今回は、下記の表組の右上に位置する『受注形態+BtoC』についてご説明します。

このカテゴリーに該当する代表的な企業としては、服飾業界ではオーダーメイドスーツ店、住宅業界では注文住宅、自動車修理業などが挙げられます。

よく考えてみると、消費者向けの高額商品・サービスの大半は受注形態になります。お客様の個々の要望に応じた商品・サービスを提供することで満足度を高め、その代わりに高額な料金を頂戴するのです。

かつて、ある裕福な方を取材した際、納車されたばかりの新しいロールスロイスで取材場所に来られました。その際に伺った話では、ロールスロイスは完全な注文生産であるとのことです。車台(シャーシ)やエンジン、外観の基本フレームは予め設計されていますが、内装に関してはすべて特注です。注文から納車まで最短でも1年はかかるそうです。内装の座席に使用する皮革やウッドのデザインもお客様の好みに応じて作られます。価格は非常に高く、具体的な金額は伺えませんでしたが、おそらく5,000万円以上ではないかと感じました。

この受注形態は、戦前(1940年以前)までは、ほとんどの商売・事業がオーダーメイドでした。衣食住のすべてが、お客様からの注文を受けてから作られるのが一般的でした。

しかし、戦後になると、機械化やオートメーション化が進み、予め決められた形や性能の商品を大量生産する時代に変わりました。私が子供の頃は、大量生産・大量消費の変革期だったと記憶しています。つまり、前回お話しした見込形態の商品は、比較的新しい形態で、後進国が経済成長するための一つの流れだったのでしょう。

その流れが主流になると、受注形態の事業や商売は廃れていきました。戦後の昭和時代には、「あの人と同じものを所有したい」という願望が強かったように思います。

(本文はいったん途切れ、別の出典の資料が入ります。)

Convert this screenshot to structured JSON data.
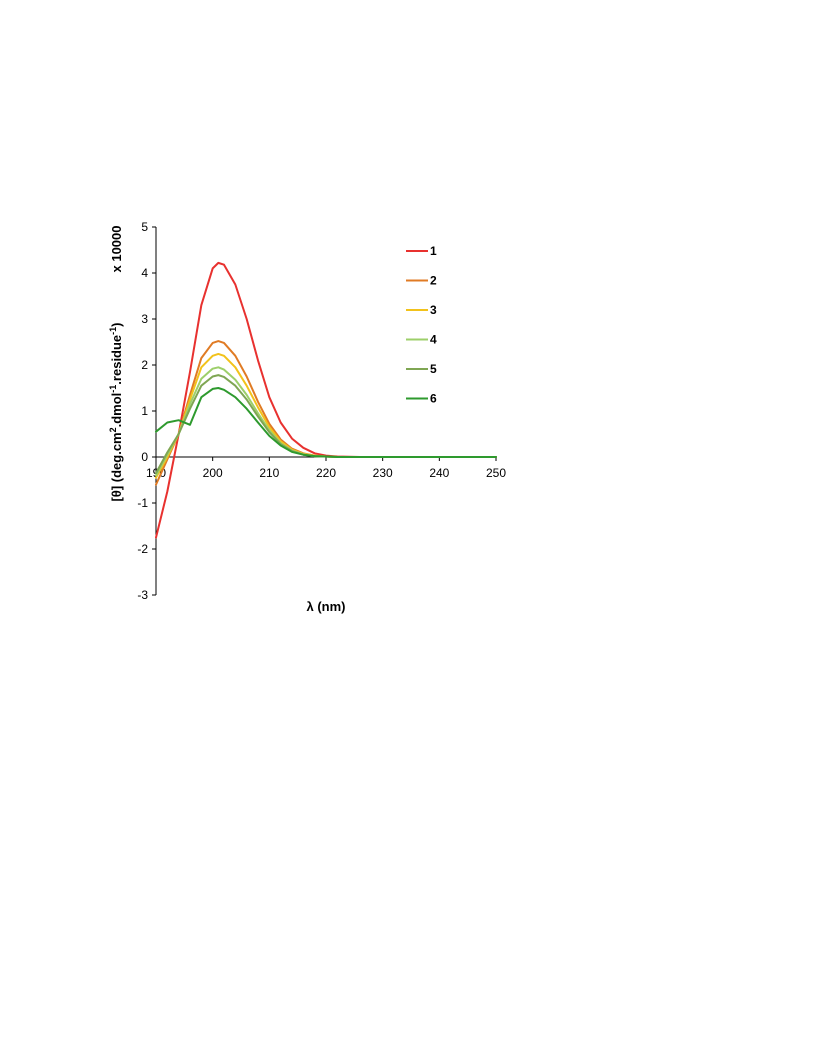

しかし、高度成長が終わり成熟期に入ると、「あの人と違うものを所有したい」という流れに変わりました。それに応じて、同一商品の大量生産から多品種少量生産、あるいは多品種変量生産が主流になりました。

そして、個々の個性が尊重される時代、そしてデジタルAI時代の今、再びオーダーメイドが注目されるようになってきました。

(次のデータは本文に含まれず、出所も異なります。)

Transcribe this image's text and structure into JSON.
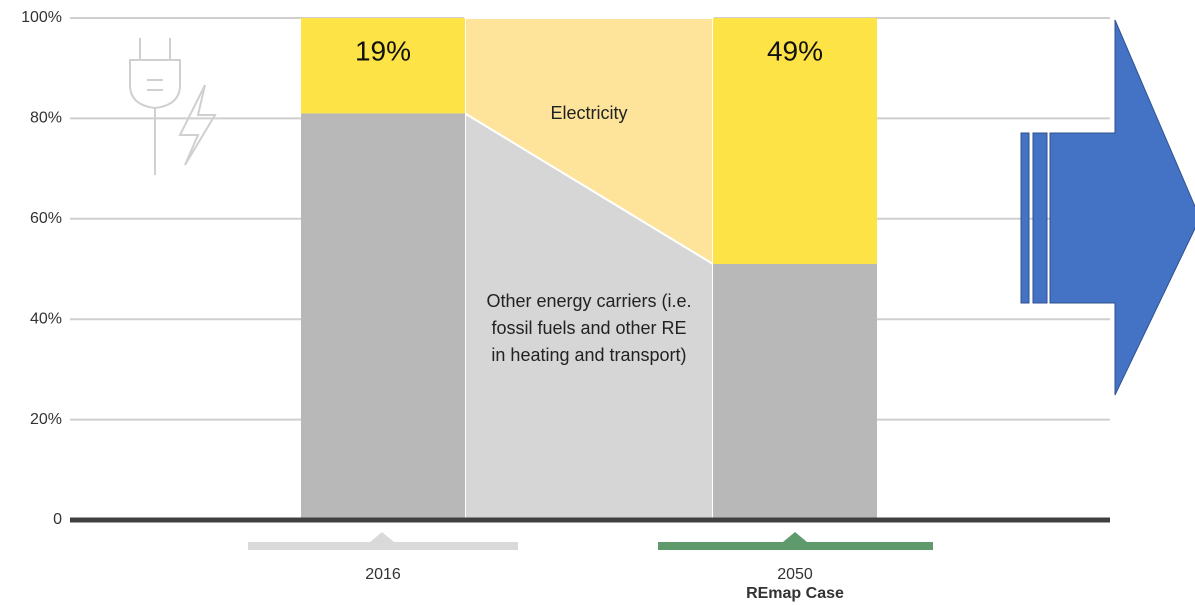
{
  "chart_data": {
    "type": "stacked_bar",
    "categories": [
      "2016",
      "2050"
    ],
    "category_sublabels": [
      null,
      "REmap Case"
    ],
    "series": [
      {
        "name": "Other energy carriers (i.e. fossil fuels and other RE in heating and transport)",
        "color": "#b8b8b8",
        "connector_color": "#d6d6d6",
        "values": [
          81,
          51
        ]
      },
      {
        "name": "Electricity",
        "color": "#fde345",
        "connector_color": "#fde49a",
        "values": [
          19,
          49
        ],
        "value_labels": [
          "19%",
          "49%"
        ]
      }
    ],
    "ylim": [
      0,
      100
    ],
    "yticks": [
      0,
      {
        "value": 20,
        "label": "20%"
      },
      {
        "value": 40,
        "label": "40%"
      },
      {
        "value": 60,
        "label": "60%"
      },
      {
        "value": 80,
        "label": "80%"
      },
      {
        "value": 100,
        "label": "100%"
      }
    ],
    "grid": true
  }
}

これは、今後オーダーメイド型のネット通販が本格的に隆盛を極める可能性があると予測します。オーダーメイドの靴や洋服などは、すでにネット通販で実現していますが、まだ解決すべき問題点もあり、普及は進んでいませんでした。しかし、AIの普及によりこれらの問題点が解消されると、オーダーメイド通販が本格化すると予測します。

余談が長くなりましたので、本来のマーケティング的観点に戻ります。

見込形態では、商品力が売れるか売れないかの鍵を握っていました。そのため、プロモーションを展開する際には、商品に焦点を当てた訴求が重要です。

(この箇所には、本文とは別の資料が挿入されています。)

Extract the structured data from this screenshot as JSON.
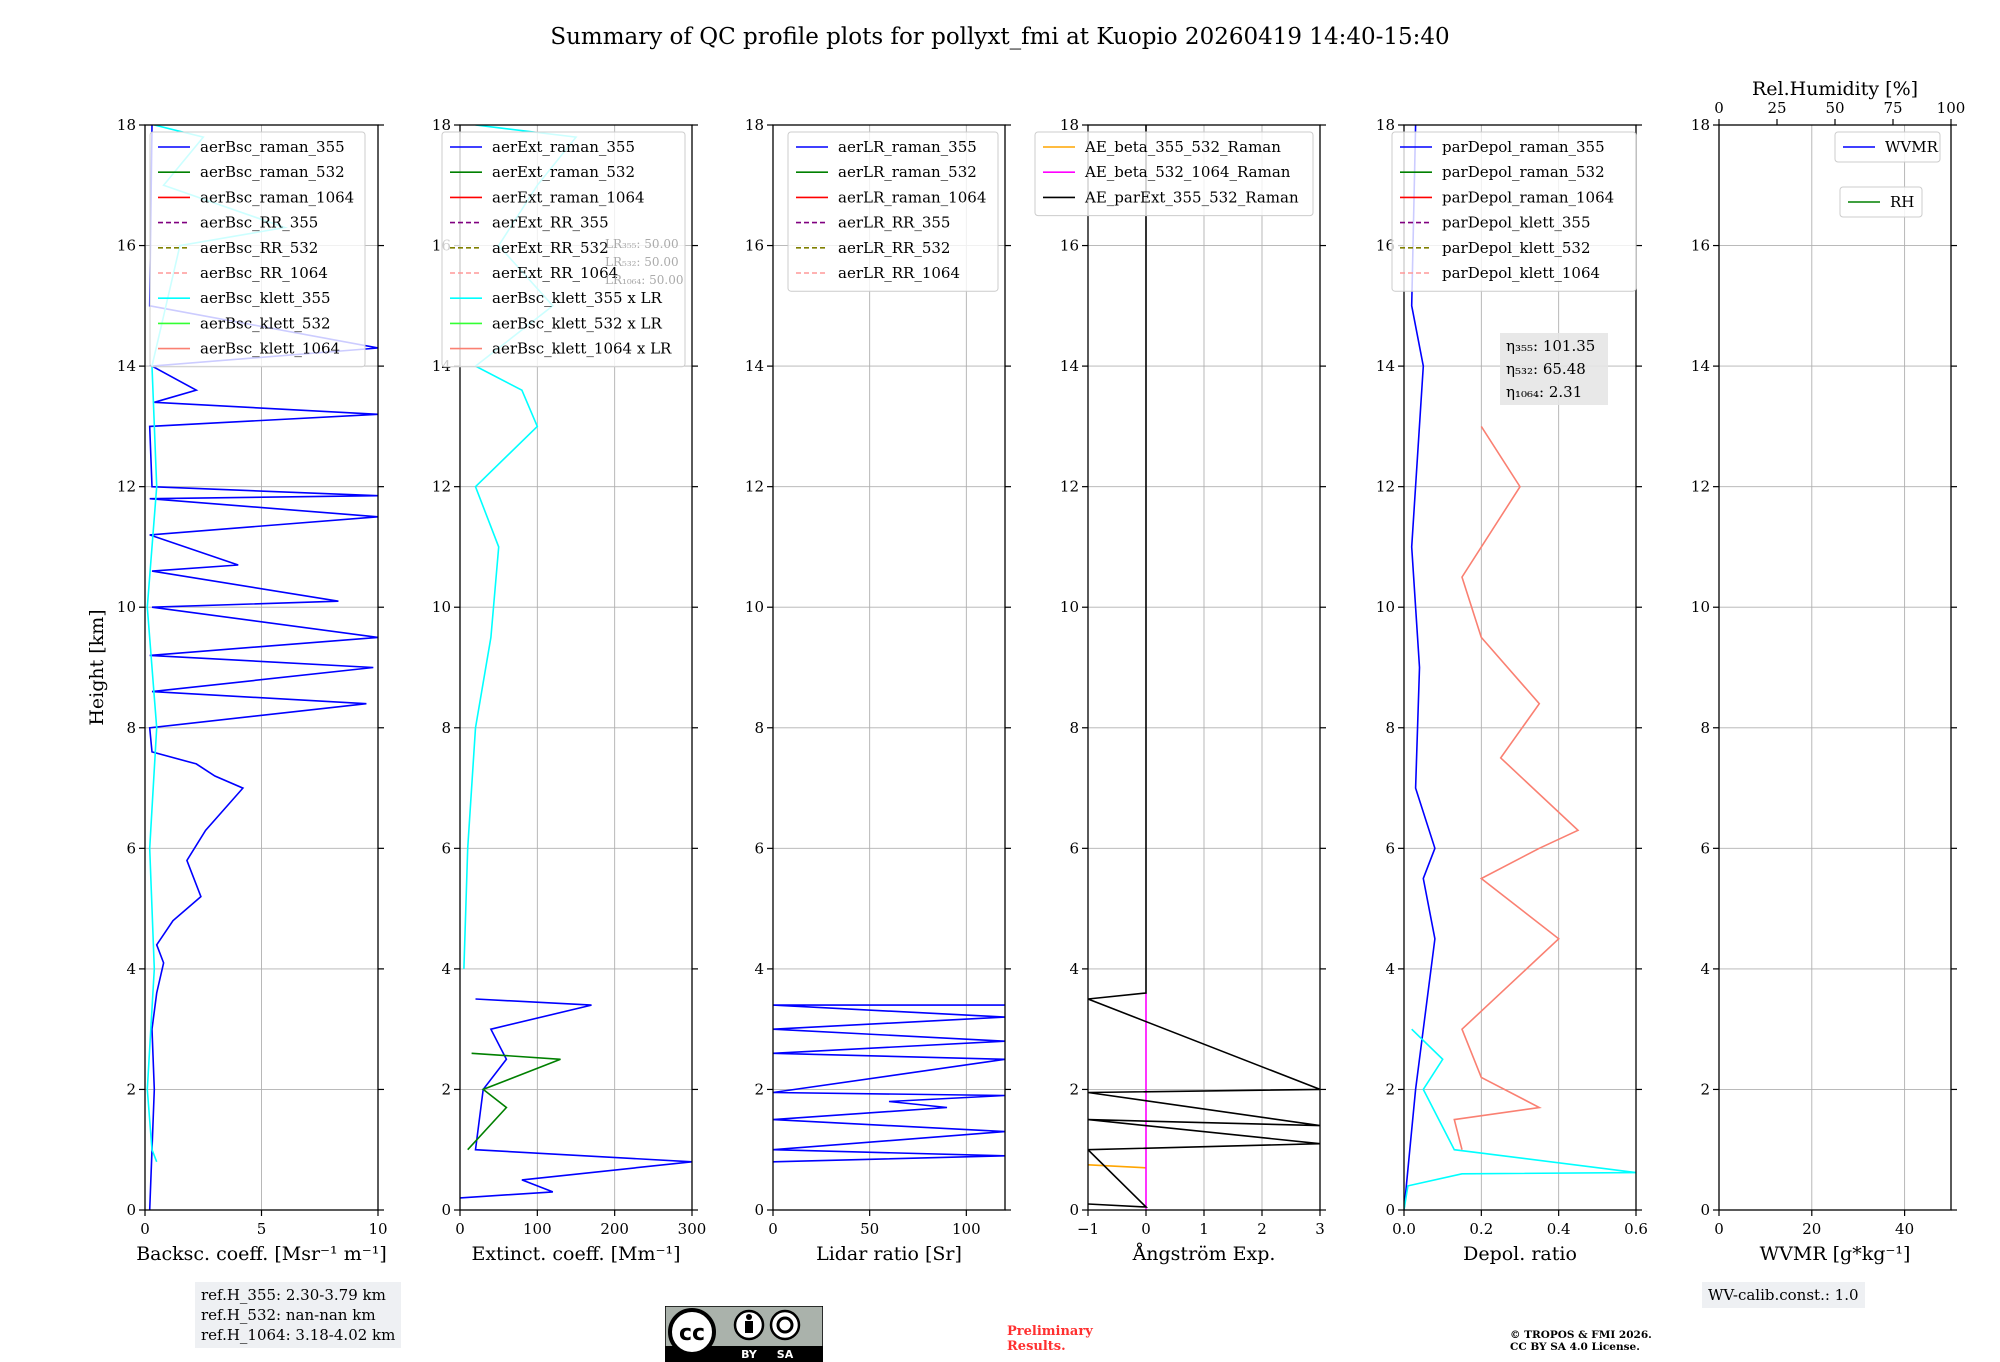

それに対して受注形態では、商品よりも作る人、作る会社・組織に焦点を当てた訴求が大切になります。今、改めてブランド訴求が重要視されていますが、受注形態では、商品ではなく、作る人や作り方をブランド化することが、一つの大きなポイントです。

ブランド訴求については、近いうちに詳しくお話しします。

次回は、『受注形態+BtoB』についてご説明します。